The total fertility rate in the Dominican Republic is down to 2.58, which is below the immigrant Hispanic TFR, even during this lull. And Dominicans in the DR only emit 11% as much carbon per capita as the average inhabitant of this country.
... And that's precisely where white America has fallen short. Election after election, native-born and long-standing citizens pull the lever for climate deniers, for people who want to shut down the Environmental Protection Agency, for the politicians who take huge quantities of cash from the Koch brothers and other oil barons.
For white liberals, immigration is all about electing a new people to defeat white conservatives. They don't actually believe the immigrants are real human being with real behaviors that will make a difference for the environment. They're just notional tokens to be used to defeat the Real Enemy.

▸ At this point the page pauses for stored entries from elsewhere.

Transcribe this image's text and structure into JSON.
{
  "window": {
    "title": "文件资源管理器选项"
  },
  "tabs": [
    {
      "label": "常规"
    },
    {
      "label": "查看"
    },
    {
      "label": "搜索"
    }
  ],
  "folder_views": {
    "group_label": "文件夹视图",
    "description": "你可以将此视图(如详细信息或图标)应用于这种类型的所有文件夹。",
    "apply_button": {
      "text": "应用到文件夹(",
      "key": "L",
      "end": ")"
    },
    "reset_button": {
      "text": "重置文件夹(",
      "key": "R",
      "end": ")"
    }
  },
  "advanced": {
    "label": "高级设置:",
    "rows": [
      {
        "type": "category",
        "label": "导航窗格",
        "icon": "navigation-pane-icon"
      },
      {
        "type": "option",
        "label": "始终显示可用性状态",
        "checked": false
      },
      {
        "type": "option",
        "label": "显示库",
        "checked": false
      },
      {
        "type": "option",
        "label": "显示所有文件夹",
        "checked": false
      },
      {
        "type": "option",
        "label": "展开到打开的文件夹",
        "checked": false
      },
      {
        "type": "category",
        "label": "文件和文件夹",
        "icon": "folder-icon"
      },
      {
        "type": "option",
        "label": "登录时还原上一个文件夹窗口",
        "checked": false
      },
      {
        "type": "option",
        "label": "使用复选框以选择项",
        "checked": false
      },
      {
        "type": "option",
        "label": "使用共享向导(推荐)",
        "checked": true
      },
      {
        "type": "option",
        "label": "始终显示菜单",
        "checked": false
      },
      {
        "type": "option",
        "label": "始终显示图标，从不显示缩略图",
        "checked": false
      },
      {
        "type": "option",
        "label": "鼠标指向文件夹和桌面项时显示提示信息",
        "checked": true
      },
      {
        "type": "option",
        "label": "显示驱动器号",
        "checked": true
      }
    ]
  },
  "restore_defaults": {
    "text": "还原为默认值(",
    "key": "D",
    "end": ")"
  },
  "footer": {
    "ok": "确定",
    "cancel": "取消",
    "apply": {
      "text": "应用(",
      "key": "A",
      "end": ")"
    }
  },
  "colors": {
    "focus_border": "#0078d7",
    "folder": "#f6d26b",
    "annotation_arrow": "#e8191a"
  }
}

By contrast, a 2012 report by the Sierra Club and the National Council of La Raza found that Latinos were eager for environmental progress. Seventy-seven percent of Latino voters think climate change is already happening, compared with just 52% of the general population; 92% of Latinos think we have "a moral responsibility to take care of God's creation here on Earth."
Oh, boy ...
Even though McKibben lives in Vermont, he has no excuse to be this disingenuous about the environmental behavior of Latinos, especially illegal aliens. See this Los Angeles Times article about how they treat a mountain stream in Southern California.
Further, former Mexican foreign secretary Jorge Castaneda's most recent book pointed out that his countrymen in Mexico have zero interest in environmentalist lifestyles. They hate taking public transportation, they hate living in apartment buildings, their strongest desires are to get a single family house out in the sprawl with a bunch of big cars.
... But immigrants, by definition, are full of hope. They've come to a new place determined to make a new life, risking much for opportunity. They're confident that new kinds of prosperity are possible. The future beckons them, and so changes of the kind we'll need to deal with climate change are easier to conceive.
Embarrassing ...
Republicans think immigrants are a natural fit for their party, and I hope they're at least partly right — some force needs to help ease the Republicans out of their love affair with ideology and back into a relationship with reality. As commentator Bill O'Reilly put it as he watched Mitt Romney lose despite gaining a huge majority of white votes, "it's not a traditional America anymore."He's right. And for the environment, that's good news. We need immigrants to this nation engaged in public life, as soon and as fully as possible. It's not just the moral thing to do, it's a key to our future.
Bill McKibben is the founder of 350.org and a professor at Middlebury College.
From the Wikipedia article on Middlebury, Vermont:
The racial makeup of the town was 94.27% White, 1.09% Black or African American, 0.28% Native American, 1.87% Asian, 0.02% Pacific Islander, 0.66% from other races, and 1.81% from two or more races. Hispanic or Latino of any race were 2.13% of the population.
McKibben lives as far from Mexican immigrants as he can get in the continental U.S. Perhaps there is a political lesson for us all in his behavior.